Pitié du vieux royaume

Rien ne va plus dès lors, car voici l’interminable guerre des Anglais, les six bourgeois la corde au cou sur leur socle de bronze à ras de terre. La lourde fumée de la peur en Occident s’étend au-dessus des brasiers de la peste noire qui cogne à la porte :

— Sortez vos morts !

Tu connais la suite. Elle s’avance sourdement la pitié qui est au royaume quand Jacques Bonhomme l’éreinté se dresse sur son sillon, crispe les poings sur le manche de sa houe pour courir sus aux châteaux d’arrogance et tyrannie, dans sa courte veste jaune bien serrée à la taille, suivi du Grand Ferré qui, tout fiévreux d’une eau trop froide qu’il a bue, au seuil de sa masure abat à la hache cinq Anglais venus le surprendre, mettant leur troupe en fuite avant de se recoucher et de mourir.

Ce récit n’a point de commencement. Il n’a pas non plus de fin. Comme les enfants aiment écouter raconter toujours la même histoire, salue la Jeanne nationale, la bonne Lorraine qu’Anglois brûlèrent à Rouen, l’épatante présence emportée par le Cendrars de Paname au creux de ses deux bras qu’il avait encore, dans sa ligne de fuite en Transsibérie :

— Dis, Blaise, sommes-nous bien loin de Montmartre ?

C’est ainsi. Les âmes de nos pères vibrent encore en nous de douleurs oubliées, exactement comme le blessé souffre à la main qu’il n’a plus. Moi, j’ai mal à la main coupée de Blaise, sur fond de l’épatante présence de Jeanne, la pucelle beneurée montée sur son cheval blanc – toujours la même, jamais la même – bien serrée dans le nœud qui relie la bonne Lorraine à la malheureuse idiote, entre le Jean Jaurès et le Jules Barrès, portant devant elle son estandart de soie blanc semé de fleurs de lys au fil d’argent cousues, où dansent des anges avec le seigneur Jésus sur son globe à l’avers, et dame Maria de l’Annonciation au revers, à moins que dans le vent le contraire ce soit. De l’arbre des fées autour duquel les voix tournoient, au bûcher du vieux marché où les flammes flamboient, tu la suis station to station, la fiancée de cendres sans sépulcre, de nom de pays en nom de pays sur lesquels volent les ondes sonores d’une langue comme délavée, que tu écoutes au-dessus de la carte, de Vaucouleurs à Neufchâteau, de Chinon à Jargeau, de Meung-sur-Loire à Beaugency, de Châlons-sur-Marne à Montmirail, de Château-Thierry à Cormicy, de Corbeny à Troyes, de Reims à Orléans et de Compiègne à Rouen terminus au bûcher de la place du Vieux-Marché.

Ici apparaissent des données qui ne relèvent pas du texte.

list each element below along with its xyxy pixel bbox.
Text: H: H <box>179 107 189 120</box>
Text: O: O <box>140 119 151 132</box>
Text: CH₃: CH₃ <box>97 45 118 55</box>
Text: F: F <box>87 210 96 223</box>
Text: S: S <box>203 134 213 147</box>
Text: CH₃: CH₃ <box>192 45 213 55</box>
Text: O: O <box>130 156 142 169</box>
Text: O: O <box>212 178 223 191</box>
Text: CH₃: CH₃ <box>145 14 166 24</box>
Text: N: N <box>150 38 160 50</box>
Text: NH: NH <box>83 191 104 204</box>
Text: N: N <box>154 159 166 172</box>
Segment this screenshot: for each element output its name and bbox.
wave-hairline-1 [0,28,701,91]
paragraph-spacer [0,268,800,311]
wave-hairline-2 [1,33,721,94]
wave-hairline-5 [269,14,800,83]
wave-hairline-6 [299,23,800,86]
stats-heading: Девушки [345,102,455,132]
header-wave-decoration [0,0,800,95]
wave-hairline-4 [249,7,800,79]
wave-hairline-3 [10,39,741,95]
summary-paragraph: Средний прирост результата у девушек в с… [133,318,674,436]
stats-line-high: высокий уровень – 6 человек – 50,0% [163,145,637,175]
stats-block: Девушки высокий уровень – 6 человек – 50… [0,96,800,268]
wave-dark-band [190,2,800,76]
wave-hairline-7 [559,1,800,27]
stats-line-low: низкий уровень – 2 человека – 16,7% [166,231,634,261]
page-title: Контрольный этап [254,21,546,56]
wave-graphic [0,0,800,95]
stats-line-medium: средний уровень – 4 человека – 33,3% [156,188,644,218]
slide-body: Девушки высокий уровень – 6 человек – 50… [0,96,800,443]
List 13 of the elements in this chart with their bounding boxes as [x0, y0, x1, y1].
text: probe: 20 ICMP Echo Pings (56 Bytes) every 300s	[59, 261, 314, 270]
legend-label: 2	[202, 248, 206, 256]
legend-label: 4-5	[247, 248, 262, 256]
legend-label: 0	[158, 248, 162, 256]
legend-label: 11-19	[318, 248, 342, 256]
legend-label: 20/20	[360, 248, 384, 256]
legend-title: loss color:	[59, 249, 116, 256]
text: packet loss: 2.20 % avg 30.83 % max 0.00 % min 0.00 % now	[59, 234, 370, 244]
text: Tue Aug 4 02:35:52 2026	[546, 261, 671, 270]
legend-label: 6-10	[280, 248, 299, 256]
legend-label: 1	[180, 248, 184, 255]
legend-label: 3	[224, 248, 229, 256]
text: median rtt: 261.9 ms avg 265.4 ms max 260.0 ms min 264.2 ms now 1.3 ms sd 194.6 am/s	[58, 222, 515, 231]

C’est là qu’il s’en vient mourir au pied de son arbre, le chevalier Bayard, le sans peur et sans reproche, le tronc raide dans son armure, les jambes écartées, le sang s’écoulant rouge entre les lames de métal, son heaume renversé près de lui, l’œil tourné vers le bleu du ciel.

Mais qu’a-t-il donc, ce grand bredin de François le premier, à s’en aller courir le guilledou par-delà les Alpes ? Ne pourrait-il se contenter de jouer à broute-mouton entre le camp du Drap d’Or et les placards d’Amboise, de se les mandibuler à pourlèche-babines et toujours en maternel langage, de sa Rabelaisie natale du côté de Villers-Cotterêts aux douces soirées bronzées dans le couchant de sa déclinaison d’ex-fort-galant à Fontainebleau ?

Entends-tu monter déjà dans l’archive la vieille devise « Liberté, Égalité, Fraternité » ? Passé le coup de Jarnac et les misères des peuples, tous tes enfants, ô mère, ont l’image imprimée sur la rétine : le basculement du Coligny par la fenêtre au petit matin du 24 août 1572, sa collerette tachée de rouge, son corps pantelant et tout de noir vêtu s’effondrant aux pieds du Guise, tandis que la cloche aigrelette de Saint-Germain-l’Auxerrois teinte dans le lait de l’aube. Depuis lors, ce point d’incandescence brasille par le sang vidé sous le nom de Saint-Barthélémy. Tandis que le soleil monte quand même ce jour-là dans le ciel, une aubépine desséchée depuis quatre années fleurit au cimetière des Saints-Innocents. Miracle. Un jour. Deux jours. Trois jours. Et jamais le fracas de cette nuit-là ne s’est tout à fait tu.